Jujube Tree Vegetarian Food, Weihai 696 Art Event
This weekend started with extra bike riding. On Friday, J. biked to meet me at work so we could go out to dinner. I’d invited two friends from work, but they were detained with an evening meeting. They told me not to wait, so I skipped out the door and into the Spring evening. Unfortunately, I was frazzled after a long week, so I wasn’t quite ready for dinner. Nor did I want to lug my laptop around in the evening. After some dilly-dallying, we biked back to the apartment. But once we arrived, I got a call from the friends. They were in route to the vegetarian restaurant I had invited them too.
J. and I got back on our bike and pumped hard across town to meet them. The timing worked out perfectly.

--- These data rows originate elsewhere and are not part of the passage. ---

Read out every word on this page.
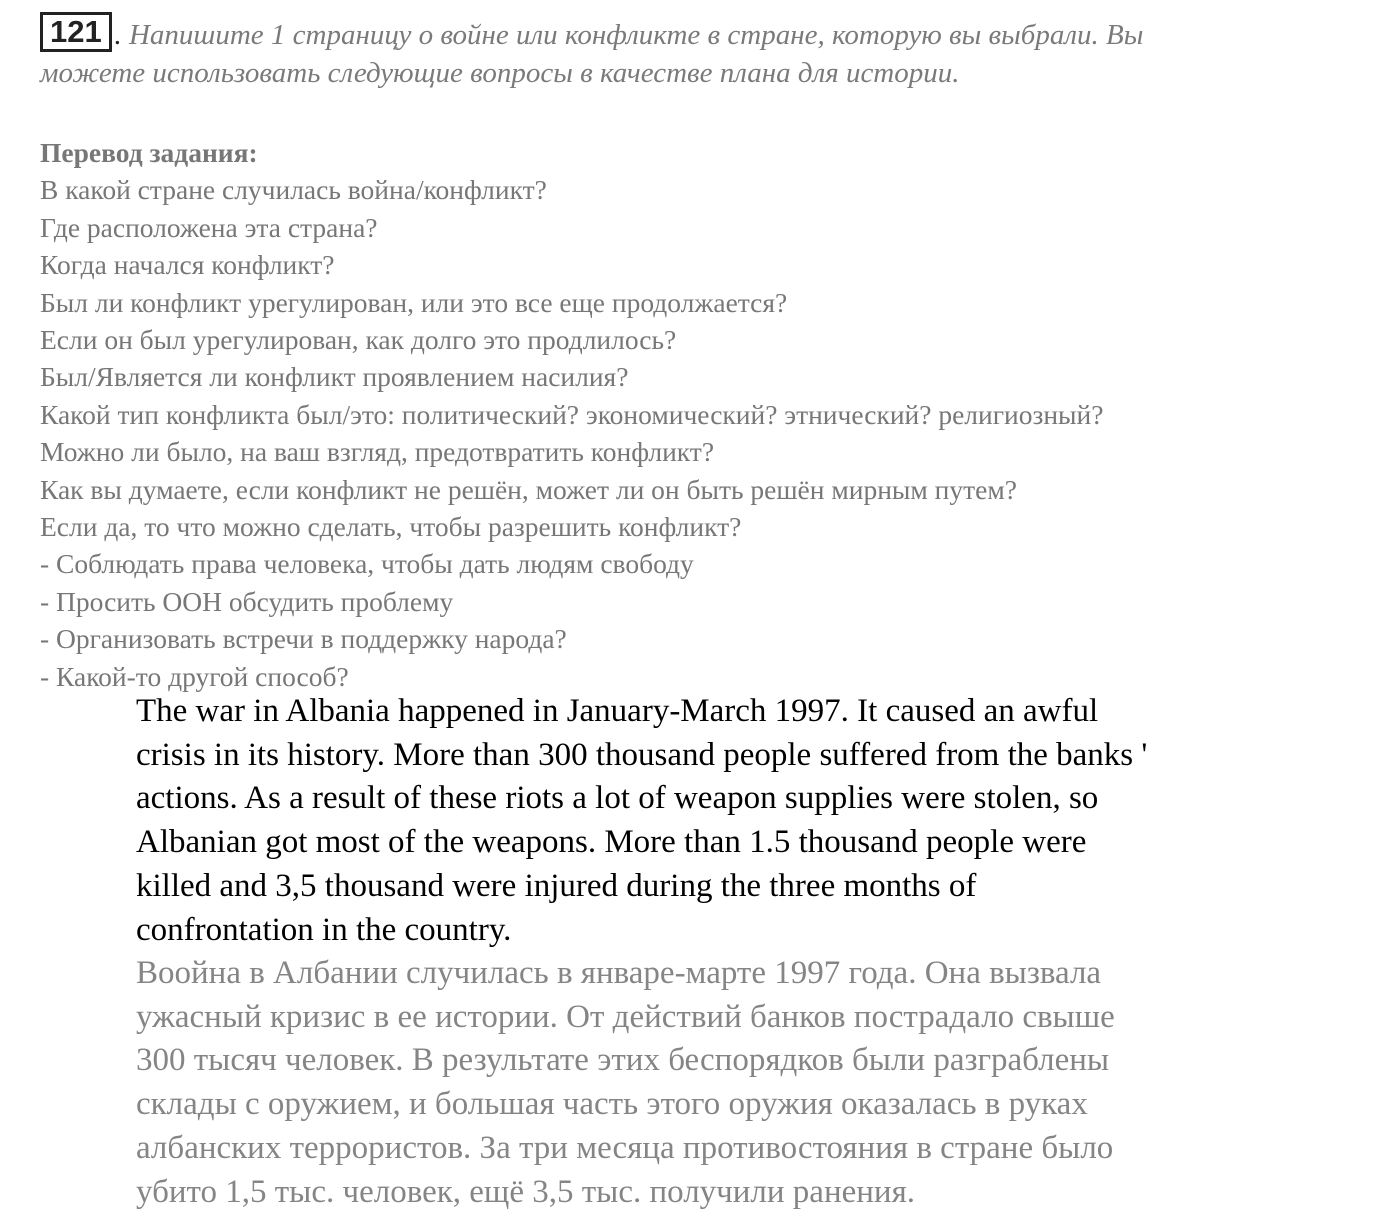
121 . Напишите 1 страницу о войне или конфликте в стране, которую вы выбрали. Вы
можете использовать следующие вопросы в качестве плана для истории.
Перевод задания:
В какой стране случилась война/конфликт?
Где расположена эта страна?
Когда начался конфликт?
Был ли конфликт урегулирован, или это все еще продолжается?
Если он был урегулирован, как долго это продлилось?
Был/Является ли конфликт проявлением насилия?
Какой тип конфликта был/это: политический? экономический? этнический? религиозный?
Можно ли было, на ваш взгляд, предотвратить конфликт?
Как вы думаете, если конфликт не решён, может ли он быть решён мирным путем?
Если да, то что можно сделать, чтобы разрешить конфликт?
- Соблюдать права человека, чтобы дать людям свободу
- Просить ООН обсудить проблему
- Организовать встречи в поддержку народа?
- Какой-то другой способ?
The war in Albania happened in January-March 1997. It caused an awful
crisis in its history. More than 300 thousand people suffered from the banks '
actions. As a result of these riots a lot of weapon supplies were stolen, so
Albanian got most of the weapons. More than 1.5 thousand people were
killed and 3,5 thousand were injured during the three months of
confrontation in the country.
Воойна в Албании случилась в январе-марте 1997 года. Она вызвала
ужасный кризис в ее истории. От действий банков пострадало свыше
300 тысяч человек. В результате этих беспорядков были разграблены
склады с оружием, и большая часть этого оружия оказалась в руках
албанских террористов. За три месяца противостояния в стране было
убито 1,5 тыс. человек, ещё 3,5 тыс. получили ранения.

By the time we arrived, they had already ordered and our wait for food was short. The dishes were a little cold but good. The restaurant was called Jujube Tree. It’s all vegetarian, no smoking, reasonably priced.

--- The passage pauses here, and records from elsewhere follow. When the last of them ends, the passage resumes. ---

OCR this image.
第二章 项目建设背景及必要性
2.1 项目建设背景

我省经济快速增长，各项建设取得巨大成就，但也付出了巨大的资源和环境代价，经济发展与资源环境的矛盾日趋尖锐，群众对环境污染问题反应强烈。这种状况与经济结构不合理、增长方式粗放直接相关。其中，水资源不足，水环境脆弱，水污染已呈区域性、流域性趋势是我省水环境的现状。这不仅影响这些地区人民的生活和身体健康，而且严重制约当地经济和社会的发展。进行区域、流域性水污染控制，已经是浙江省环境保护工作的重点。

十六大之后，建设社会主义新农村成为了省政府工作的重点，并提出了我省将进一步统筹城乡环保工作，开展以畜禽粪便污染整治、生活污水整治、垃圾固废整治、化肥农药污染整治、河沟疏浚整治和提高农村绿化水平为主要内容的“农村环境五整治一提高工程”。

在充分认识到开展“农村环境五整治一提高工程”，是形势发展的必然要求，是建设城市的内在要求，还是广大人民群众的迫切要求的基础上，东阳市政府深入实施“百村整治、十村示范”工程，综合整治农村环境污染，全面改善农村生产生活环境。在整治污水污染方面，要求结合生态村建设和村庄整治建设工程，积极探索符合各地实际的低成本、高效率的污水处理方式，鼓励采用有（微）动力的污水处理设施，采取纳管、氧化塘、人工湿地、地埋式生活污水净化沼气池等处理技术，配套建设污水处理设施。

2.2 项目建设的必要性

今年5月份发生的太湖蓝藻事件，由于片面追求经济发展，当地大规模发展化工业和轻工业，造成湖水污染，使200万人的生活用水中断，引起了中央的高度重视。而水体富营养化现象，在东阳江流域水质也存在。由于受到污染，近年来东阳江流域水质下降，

Toothpicks made from rice.
Braised eggplant.
Vegetable stir fry and cumin crusted tofu kebabs.
Cabbage rolls.
Green beans and garlic.
Turnips.
After dinner, we biked home along the brightly lit and towering elevated highway. It felt like we had teleported into the future. Dessert was two Magnum ice cream bars from a convenience store near the apartment.
The futuristic look of the blue-lit Shanghai elevated highway.
The doors to the nearest convenience store.
On Saturday, we biked to an eco fair near Suzhou Creek. While J. checked it out, I wandered across a bridge and through some dense and busy old neighborhoods. I was offered hasheesh a few times, probably because there would be no other reason for a foreigner to be wandering through old neighborhoods slated for demolition. I shook my head no. Laughs.
Blooming cabbage at the apartment.
Verdant street.
Trees and power lines fused together.
Banana delivery.
A busy shopping intersection I bike through every day. It has malls on three corners.
Cigarette stand.
Shops on the street.
No pedestrians on the bridge.
Suzhou Creek.
Pipes.
Drilling away the old flood wall.
Construction shed.
Garbage cans.
Chickens in a bucket.
Construction wall along the creek.
Old and new.
Blooming tree and bridge.
Bricks.
A little lane with drying clothes.
Watch out for the misshapen man in the hat that steals little kids.
Rusted bike.
After leaving the eco fair, we met up with another American couple for an open house at an old warehouse art studio complex at 696 Weihai Road. The buildings were old, crumbing and amazing. They were full of old stairwells, chipping paint, tiled floors, scary bathrooms, dark halls. The artwork ranged from bad to okay. For me, the appeal was the building.
The complex was next door to an preserved neighborhood of old brick residences. Beautiful.
Inside the parking area between buildings.
Vines versus building.
Stairwell.
Mysterious lever in spooky hall.
Spooky hall.
Floor repair.
Cans on a sill.
Chipped paint.
Old brick homes and new towers.
Another view.
Looking up at a damaged roof.
Another view.
Studio space.
Hallway.
Patchwork closet.
Rusted stairs to the rooftop.
Graffiti and opposite rooftop.
An alley full of empty seafood boxes.
More rickety stairs.
Security worth four rusty locks.
Large pigeon coop on the roof.
Afterwards, we biked to Huashan Greenland for some sitting and feather kicking. Little kids wrestled around us, people played basketball and badminton. There was a crazy man in a tarp.
Street produce.
Following our pack of riders to the park.
Small, but nice: Huashan Greenland.
Sunday started drizzly and grey. Plus, I had to go to work for a meeting about a confusing and last minute project involving sweet carbonated beverages. Definitely not the highlight of the weekend, but I love thinking on the roof of the office.
The mysterious closet on the roof of work.
Looking off the roof.
Skateboard.
Dueling dishes. One picks up Western broadcasts. The other picks up Eastern.
A mighty vent.
A lone satellite dish on a neighboring building. I feel like this dish sometimes.
Week nine in Shanghai starts Monday. Time is slipping through my hand like grains of rice.